Some Golden Harbor

Some Golden Harbor

Cover art: Steve Hickman

I’ve based the setting of Some Golden Harbor on political and military events taking place during the early 5th century BC in Southern Italy (Aricia, Cumae, and the Etruscan federation). All right, that’s a little obscure even for me, but I found the discussion of Aristodemus of Cumae in an aside by Dionysius of Halicarnassus to be an extremely clear account of the rise and eventual fall of an ancient tyrant.

There’s more real information here than in the lengthy, tendentious, and generally rhetorical disquisitions on Coriolanus (a near contemporary, by the way). I suspect that’s because Aristodemus is unimportant except as a footnote to Roman history, whereas Gaius Marcius Coriolanus provided one of the basic myths of Rome. The real Coriolanus and the real events involving him are buried under a structure of invention, but nobody had a reason to do that in regard to Aristodemus.

While the basic politico-military situation comes from ancient history, I took most of the business on Dunbar’s World from the South during the American Civil War and the Republicans during the Spanish Civil War. I’ve enormously simplified what went on in both cases.

Every time I really dig into a period I learn that what a secondary history gave two lines to was an incredibly complex business that could’ve as easily gone the other way. I’m pleased when I meet people who know any history at all, but I do wish that people who’ve read only secondary sources (or worse, have watched a TV show on the subject) would keep in mind that there’s a lot beneath the surface of any major historical event. I want to scream every time I hear someone say something along the lines of, “What really caused the Roman Civil War was–”
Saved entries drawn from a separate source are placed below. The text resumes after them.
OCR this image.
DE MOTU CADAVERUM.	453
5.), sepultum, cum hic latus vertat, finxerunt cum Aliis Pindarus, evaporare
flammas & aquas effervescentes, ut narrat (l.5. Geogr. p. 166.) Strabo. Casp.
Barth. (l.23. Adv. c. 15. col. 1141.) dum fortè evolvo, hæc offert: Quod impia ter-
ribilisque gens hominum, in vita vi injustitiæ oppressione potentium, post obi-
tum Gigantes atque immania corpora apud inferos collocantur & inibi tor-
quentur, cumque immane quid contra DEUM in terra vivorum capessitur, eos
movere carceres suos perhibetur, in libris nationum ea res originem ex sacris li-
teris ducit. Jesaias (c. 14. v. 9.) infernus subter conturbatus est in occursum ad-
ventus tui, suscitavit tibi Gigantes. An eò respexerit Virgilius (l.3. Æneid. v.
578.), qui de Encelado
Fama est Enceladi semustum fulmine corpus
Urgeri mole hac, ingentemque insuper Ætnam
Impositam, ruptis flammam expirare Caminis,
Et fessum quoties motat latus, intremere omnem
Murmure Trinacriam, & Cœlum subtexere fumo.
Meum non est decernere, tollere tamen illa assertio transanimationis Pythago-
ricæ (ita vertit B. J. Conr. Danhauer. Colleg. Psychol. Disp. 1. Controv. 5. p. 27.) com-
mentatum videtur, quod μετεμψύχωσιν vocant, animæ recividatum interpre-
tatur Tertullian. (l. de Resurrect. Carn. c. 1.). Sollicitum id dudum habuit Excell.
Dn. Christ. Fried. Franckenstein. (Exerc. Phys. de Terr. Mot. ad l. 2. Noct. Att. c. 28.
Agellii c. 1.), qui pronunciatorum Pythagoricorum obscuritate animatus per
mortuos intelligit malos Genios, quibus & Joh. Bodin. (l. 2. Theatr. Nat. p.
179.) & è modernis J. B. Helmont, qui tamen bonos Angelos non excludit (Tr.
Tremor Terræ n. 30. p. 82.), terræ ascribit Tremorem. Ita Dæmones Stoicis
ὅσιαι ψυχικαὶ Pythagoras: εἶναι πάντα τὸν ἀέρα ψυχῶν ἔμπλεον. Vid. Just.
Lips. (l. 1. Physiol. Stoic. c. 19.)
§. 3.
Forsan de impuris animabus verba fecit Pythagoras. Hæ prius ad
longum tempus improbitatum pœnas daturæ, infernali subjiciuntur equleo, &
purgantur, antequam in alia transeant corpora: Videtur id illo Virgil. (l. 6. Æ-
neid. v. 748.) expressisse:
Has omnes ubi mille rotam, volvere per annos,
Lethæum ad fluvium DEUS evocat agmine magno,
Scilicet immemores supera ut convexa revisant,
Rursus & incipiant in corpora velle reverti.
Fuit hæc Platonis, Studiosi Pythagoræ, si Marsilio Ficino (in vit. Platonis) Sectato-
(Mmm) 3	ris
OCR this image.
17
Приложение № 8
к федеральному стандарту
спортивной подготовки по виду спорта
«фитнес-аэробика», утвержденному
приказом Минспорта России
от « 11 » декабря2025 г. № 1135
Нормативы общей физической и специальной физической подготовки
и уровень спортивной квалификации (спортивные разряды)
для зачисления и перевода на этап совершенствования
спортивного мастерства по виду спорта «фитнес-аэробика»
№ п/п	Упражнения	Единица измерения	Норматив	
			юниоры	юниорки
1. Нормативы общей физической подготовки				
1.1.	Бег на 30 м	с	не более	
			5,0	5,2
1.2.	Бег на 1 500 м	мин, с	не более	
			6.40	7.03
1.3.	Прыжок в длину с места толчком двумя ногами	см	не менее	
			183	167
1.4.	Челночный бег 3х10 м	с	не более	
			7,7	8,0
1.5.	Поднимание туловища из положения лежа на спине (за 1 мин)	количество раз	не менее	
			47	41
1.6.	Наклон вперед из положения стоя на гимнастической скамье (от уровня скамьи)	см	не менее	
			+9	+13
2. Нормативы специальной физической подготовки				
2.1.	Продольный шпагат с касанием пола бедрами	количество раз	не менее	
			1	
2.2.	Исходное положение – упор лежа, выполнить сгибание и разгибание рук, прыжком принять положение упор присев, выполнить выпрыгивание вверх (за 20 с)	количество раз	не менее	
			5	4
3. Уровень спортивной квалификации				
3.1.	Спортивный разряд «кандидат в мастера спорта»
No, it didn’t. Nothing that complicated has a single, simple causation. When somebody frames his statement in those terms (those doing so have invariably been male in my experience), he proves that he doesn’t know enough to discuss the subject.

The scattered human societies I postulate for this series would have many systems of weights and measures. Rather than try to duplicate that reality and thereby confuse readers without advancing my story, I’ve simply put Cinnabar on the English system while the Alliance is Metric. I don’t believe either system will be in use two millennia from now, but regardless: my business is storytelling, not prediction.